Uyuşturucu ile Mücadele Şurası’nda Prof. Dr. Seyit Mehmet Şen, çocukların akşam belirli bir saatte evlerinde olmalarının çocukların güvende olması anlamına geldiğini ancak günümüzde çocukların elinde tablet ve cep telefonu bulunmasının, çocuğun gece yarısı sokakta olması kadar tehlikeli olabileceği konusunda haklı bir uyarıda bulunmuştur.
Çocukların güvenliğini sağlamak konusunda bize yön verecek en temel şey “sınırlar”dır.

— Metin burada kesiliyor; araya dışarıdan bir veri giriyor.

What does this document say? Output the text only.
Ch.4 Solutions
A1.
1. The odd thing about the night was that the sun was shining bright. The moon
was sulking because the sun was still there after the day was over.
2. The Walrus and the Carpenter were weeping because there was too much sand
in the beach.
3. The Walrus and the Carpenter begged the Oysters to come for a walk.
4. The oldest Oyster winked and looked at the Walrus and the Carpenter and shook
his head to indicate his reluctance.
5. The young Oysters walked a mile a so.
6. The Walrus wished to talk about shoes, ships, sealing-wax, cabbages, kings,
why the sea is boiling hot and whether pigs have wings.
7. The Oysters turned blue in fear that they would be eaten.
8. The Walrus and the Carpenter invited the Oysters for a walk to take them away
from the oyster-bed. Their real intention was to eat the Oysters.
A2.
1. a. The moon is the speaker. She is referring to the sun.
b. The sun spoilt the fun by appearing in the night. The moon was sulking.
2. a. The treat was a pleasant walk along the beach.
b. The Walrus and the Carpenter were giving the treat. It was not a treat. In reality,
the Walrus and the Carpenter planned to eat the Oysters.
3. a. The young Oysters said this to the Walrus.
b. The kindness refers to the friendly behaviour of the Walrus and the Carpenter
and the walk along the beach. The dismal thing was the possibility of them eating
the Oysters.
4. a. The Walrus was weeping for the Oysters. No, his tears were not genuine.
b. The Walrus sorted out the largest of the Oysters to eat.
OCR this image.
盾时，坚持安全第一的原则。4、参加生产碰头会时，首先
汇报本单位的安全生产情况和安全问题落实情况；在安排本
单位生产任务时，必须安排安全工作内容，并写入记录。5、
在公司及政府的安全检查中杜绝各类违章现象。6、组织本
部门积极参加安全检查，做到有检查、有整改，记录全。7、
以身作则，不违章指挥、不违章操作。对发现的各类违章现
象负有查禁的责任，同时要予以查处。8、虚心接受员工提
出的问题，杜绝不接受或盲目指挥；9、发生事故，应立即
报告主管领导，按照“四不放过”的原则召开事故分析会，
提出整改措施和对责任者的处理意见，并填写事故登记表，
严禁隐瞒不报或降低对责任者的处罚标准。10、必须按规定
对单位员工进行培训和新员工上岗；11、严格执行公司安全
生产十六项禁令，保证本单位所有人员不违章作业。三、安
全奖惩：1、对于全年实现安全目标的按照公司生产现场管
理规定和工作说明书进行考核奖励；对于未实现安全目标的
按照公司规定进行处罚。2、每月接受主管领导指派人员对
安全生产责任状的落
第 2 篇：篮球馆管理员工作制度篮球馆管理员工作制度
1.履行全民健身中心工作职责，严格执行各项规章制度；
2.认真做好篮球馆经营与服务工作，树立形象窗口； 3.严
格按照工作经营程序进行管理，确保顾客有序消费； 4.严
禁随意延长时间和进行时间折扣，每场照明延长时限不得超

Bütün çocuklar dünyalarını sınama ve keşfetme ihtiyacı hissederler. Ancak bu keşif sürecinde onlara yol gösterecek sınırlara da ihtiyaç duyarlar.
Sınırlar, çocukların hem kendilerini hem de yaşadıkları ortamı kavramalarını sağlar; onlara keşif ve öğrenme fırsatı sunar. Anne babaların görevi, çocuklarına normal gelişim sürecini engellemeden fırsatlar yaratmak ve onlara destek olacak, güvende hissettirecek, gerektiğinde esneyebilen sınırlar koymaktır.
Sınır koyma, çocuklar büyüyüp olgunlaştıkça düzenlenmesi gereken dinamik bir süreçtir.
Son olarak çocuklarımız bir gün bize gelecek, Samed Behrengi’nin kitap kahramanı Küçük Kara Balık gibi “Gidip dereciğin bittiği yeri görmek istiyorum. Biliyor musun anne? Ben aylardır bu derenin nerede bittiğini düşünüyorum ama hâlâ işin içinden çıkamadım. Geceden beri gözüme uyku girmedi. Sürekli düşünüp durdum. Sonunda gidip suyun bittiği yeri bulmaya karar verdim. Diğer yerlerde neler olup bittiğini bilmek istiyorum.” diyecekler.
Bizler ise artık yeterli olgunluğa sahip olan çocuklarımızın kendilerini koruyacaklarından ve güvenliklerini sağlayacaklarından emin bir şekilde yeni denizleri keşfetmelerine izin vereceğiz.
ÇOCUKLARIMIZIN GÜVENLİĞİNİ NASIL SAĞLARIZ?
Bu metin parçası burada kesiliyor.